DH has said this about me blush, and he is Mr Supportive! But it does upset him when I get a bit shrill and snappy with him - he would never talk to me like that, or be so quick to become impatient.

You're both sleep deprived, he's unwell, you have a young baby. Give both of yourselves a break. Try to see your behaviour from his point of view, but equally make sure he understands how tired you are. Is he helping out with nights? - he should be.

MajesticWhine Wed 19-Nov-14 20:51:22

Having young children and being sleep deprived puts a big strain on any relationship. Be kind to each other, and kind to yourself. You haven't done much wrong, but take the feedback - be there to listen to him not criticise him. But it's also ok to ask him for support. I am wondering if you are not getting enough support from him, you're exhausted and your resentment is coming out with this apparent bossiness.

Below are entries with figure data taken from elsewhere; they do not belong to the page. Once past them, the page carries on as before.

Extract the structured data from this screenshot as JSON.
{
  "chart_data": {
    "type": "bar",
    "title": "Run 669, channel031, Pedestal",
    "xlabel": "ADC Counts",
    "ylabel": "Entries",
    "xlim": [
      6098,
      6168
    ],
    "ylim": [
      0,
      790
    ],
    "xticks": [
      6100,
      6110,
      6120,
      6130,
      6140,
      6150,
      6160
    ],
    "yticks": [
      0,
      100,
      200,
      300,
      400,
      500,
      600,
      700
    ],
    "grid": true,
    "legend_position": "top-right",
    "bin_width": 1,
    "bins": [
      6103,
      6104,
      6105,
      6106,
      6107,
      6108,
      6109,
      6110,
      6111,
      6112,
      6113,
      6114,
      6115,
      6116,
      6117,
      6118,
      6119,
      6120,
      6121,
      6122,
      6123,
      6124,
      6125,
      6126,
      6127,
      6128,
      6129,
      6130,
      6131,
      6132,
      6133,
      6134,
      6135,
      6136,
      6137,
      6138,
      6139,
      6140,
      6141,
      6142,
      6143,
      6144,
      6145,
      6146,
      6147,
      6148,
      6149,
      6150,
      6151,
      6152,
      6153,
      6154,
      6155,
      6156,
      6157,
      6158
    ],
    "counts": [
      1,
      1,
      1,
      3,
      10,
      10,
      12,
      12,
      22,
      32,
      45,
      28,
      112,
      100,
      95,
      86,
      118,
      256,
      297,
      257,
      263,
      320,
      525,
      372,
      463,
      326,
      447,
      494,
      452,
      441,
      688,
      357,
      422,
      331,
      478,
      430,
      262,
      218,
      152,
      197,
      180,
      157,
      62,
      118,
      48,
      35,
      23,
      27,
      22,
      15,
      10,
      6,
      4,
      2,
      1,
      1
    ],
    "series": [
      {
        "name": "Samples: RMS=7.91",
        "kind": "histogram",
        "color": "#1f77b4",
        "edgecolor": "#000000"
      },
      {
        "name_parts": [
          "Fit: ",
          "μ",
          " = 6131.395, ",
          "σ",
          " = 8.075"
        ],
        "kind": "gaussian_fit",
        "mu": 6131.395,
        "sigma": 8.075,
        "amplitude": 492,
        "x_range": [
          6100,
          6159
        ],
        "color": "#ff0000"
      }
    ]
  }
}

ConfusedFromLondon Wed 19-Nov-14 21:02:06

I do wake up every morning and see to her through the night. He works so on the weekend I get one morning where he wakes with her and I can have an extra hour. I think all night duty has been down to me as in the beginning I bf and couldn't manage to express so I was doing feeds then it just became the norm and now she only wants me when she wakes in night and her sleep has gotten worse as she's got older. I really do try to be more patient and understanding of his feelings yet I still upset him. Makes me feel really shitty like I'm horrible.